Da die Hebammen für sämtliche Gebärenden und Neugeborenen einer Stadt bzw. eines Landkreises zuständig waren, gab es keine Unterscheidung bezüglich der Religion, Konfession, Herkunft oder Nationalität der betreffenden Eltern, Mütter bzw. Kinder, so dass auch jüdische Familien von Anfang an ausnahmslos in dieses System eingebunden waren. Und weil in den 1820er-Jahren in Preußen noch keine Synagogengemeinden im rechtlich-administrativen Sinne bestanden, die entsprechende Daten bzw. Gebühren erheben konnten, waren es die Bürgermeister, die zu diesem Zweck die Geburten und Trauungen der Juden halbjährlich genau zu protokollieren hatten.

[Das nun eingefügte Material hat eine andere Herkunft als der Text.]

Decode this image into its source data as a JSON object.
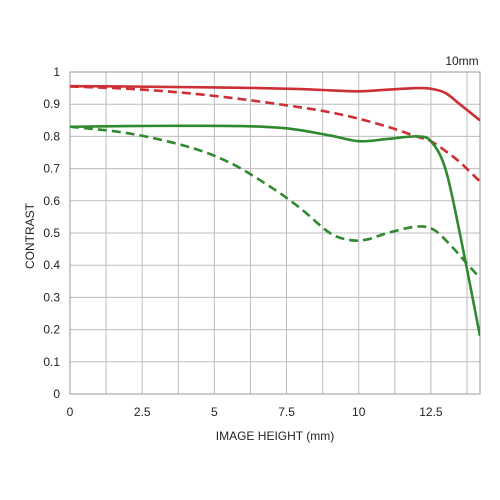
{
  "chart_data": {
    "type": "line",
    "title": "10mm",
    "xlabel": "IMAGE HEIGHT (mm)",
    "ylabel": "CONTRAST",
    "xlim": [
      0,
      14.2
    ],
    "ylim": [
      0,
      1
    ],
    "x_ticks": [
      0,
      2.5,
      5,
      7.5,
      10,
      12.5
    ],
    "x_tick_labels": [
      "0",
      "2.5",
      "5",
      "7.5",
      "10",
      "12.5"
    ],
    "y_ticks": [
      0,
      0.1,
      0.2,
      0.3,
      0.4,
      0.5,
      0.6,
      0.7,
      0.8,
      0.9,
      1
    ],
    "y_tick_labels": [
      "0",
      "0.1",
      "0.2",
      "0.3",
      "0.4",
      "0.5",
      "0.6",
      "0.7",
      "0.8",
      "0.9",
      "1"
    ],
    "x_grid_values": [
      0,
      1.25,
      2.5,
      3.75,
      5,
      6.25,
      7.5,
      8.75,
      10,
      11.25,
      12.5,
      13.75
    ],
    "grid": true,
    "series": [
      {
        "color": "#cc2f36",
        "dash": "solid",
        "x": [
          0,
          2,
          4,
          6,
          8,
          9,
          10,
          11,
          12,
          12.5,
          13,
          13.5,
          14.2
        ],
        "y": [
          0.956,
          0.955,
          0.953,
          0.951,
          0.947,
          0.943,
          0.94,
          0.945,
          0.95,
          0.948,
          0.935,
          0.9,
          0.85
        ]
      },
      {
        "color": "#cc2f36",
        "dash": "dashed",
        "x": [
          0,
          2,
          4,
          6,
          8,
          9,
          10,
          11,
          12,
          12.5,
          13,
          13.5,
          14.2
        ],
        "y": [
          0.955,
          0.948,
          0.935,
          0.915,
          0.89,
          0.875,
          0.855,
          0.83,
          0.8,
          0.785,
          0.755,
          0.72,
          0.66
        ]
      },
      {
        "color": "#2f8a2f",
        "dash": "solid",
        "x": [
          0,
          2,
          4,
          6,
          7.5,
          9,
          10,
          11,
          12,
          12.5,
          13,
          13.5,
          14.2
        ],
        "y": [
          0.83,
          0.832,
          0.833,
          0.832,
          0.825,
          0.803,
          0.785,
          0.792,
          0.8,
          0.785,
          0.7,
          0.5,
          0.18
        ]
      },
      {
        "color": "#2f8a2f",
        "dash": "dashed",
        "x": [
          0,
          2,
          4,
          5.5,
          7,
          8,
          9,
          9.7,
          10.3,
          11,
          12,
          12.6,
          13.2,
          13.7,
          14.2
        ],
        "y": [
          0.83,
          0.81,
          0.77,
          0.72,
          0.64,
          0.575,
          0.5,
          0.478,
          0.48,
          0.5,
          0.52,
          0.51,
          0.46,
          0.41,
          0.36
        ]
      }
    ]
  }
}
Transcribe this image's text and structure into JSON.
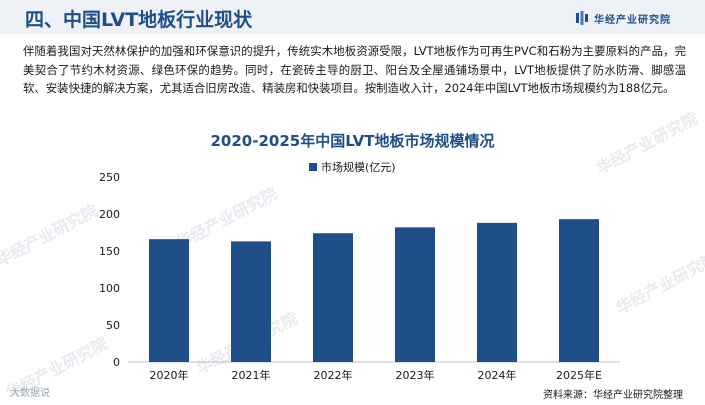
{
  "header": {
    "title": "四、中国LVT地板行业现状",
    "brand": "华经产业研究院",
    "brand_icon": "brand-logo-icon"
  },
  "paragraph": "伴随着我国对天然林保护的加强和环保意识的提升，传统实木地板资源受限，LVT地板作为可再生PVC和石粉为主要原料的产品，完美契合了节约木材资源、绿色环保的趋势。同时，在瓷砖主导的厨卫、阳台及全屋通铺场景中，LVT地板提供了防水防滑、脚感温软、安装快捷的解决方案，尤其适合旧房改造、精装房和快装项目。按制造收入计，2024年中国LVT地板市场规模约为188亿元。",
  "watermark_text": "华经产业研究院",
  "corner_logo_text": "大数据说",
  "source": "资料来源：华经产业研究院整理",
  "colors": {
    "accent": "#1f4e89",
    "bar": "#1f4e89",
    "header_bg": "#eef1f6"
  },
  "chart_data": {
    "type": "bar",
    "title": "2020-2025年中国LVT地板市场规模情况",
    "categories": [
      "2020年",
      "2021年",
      "2022年",
      "2023年",
      "2024年",
      "2025年E"
    ],
    "series": [
      {
        "name": "市场规模(亿元)",
        "values": [
          166,
          163,
          174,
          182,
          188,
          193
        ]
      }
    ],
    "y_ticks": [
      "0",
      "50",
      "100",
      "150",
      "200",
      "250"
    ],
    "ylim": [
      0,
      250
    ],
    "grid": false,
    "legend_position": "top-left"
  }
}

Die über Jahrzehnte gleichbleibenden Gebührensätze sahen bei Juden und Christen gleichermaßen vor, dass pro Geburt zwei, für jede Eheschließung vier Silbergroschen zu entrichten waren. Auf diese Weise werden städtische Akten über den Hebammen-Unterstützungsfonds nebst der Dokumentation jüdischer Zahlungspflichtiger zu einer frühen personen- und familiengeschichtlichen Quelle über die jüdischen Einwohner einer westfälischen Kommune im 19. Jahrhundert. Erst mit der Einführung der Standesamtsregister in Preußen bzw. im Deutschen Reich 1874/75 verschwindet dieser Verwaltungsbrauch endgültig.
Im frühen 19. Jahrhunderts war in Deutschland die allgemeine Sterblichkeit unter Kleinkindern noch immer sehr hoch: Etwa 20 Prozent der Kleinkinder erreichten in Mitteleuropa nicht ihr 5. Lebensjahr, die Säuglingssterblichkeit lag im Preußen der 1820er-Jahre, in denen es keine großen Epidemien bzw. Klima- oder Hungerkrisen gab, bei mindestens 10 Prozent; in den Städten, in denen besonders unhygienische Verhältnisse herrschten, waren diese demografischen Werte tendenziell schlechter als auf dem platten Land, im nördlichen Deutschland sah es neueren Forschungen zufolge etwas besser aus als in den südlichen Landesteilen. Diesen historischen Sachverhalt ermisst man daran, dass Lena Klein (s.o.) bereits 1831 im Alter von vier Jahren starb und David Klein (s.o.) sein Geburtsjahr 1827 nicht überlebte. Ihre Grabstätte fanden beide Kinder auf dem 1823 auf Betreiben des Samuel Bendix neu eingerichteten jüdischen Friedhof am Börster Weg.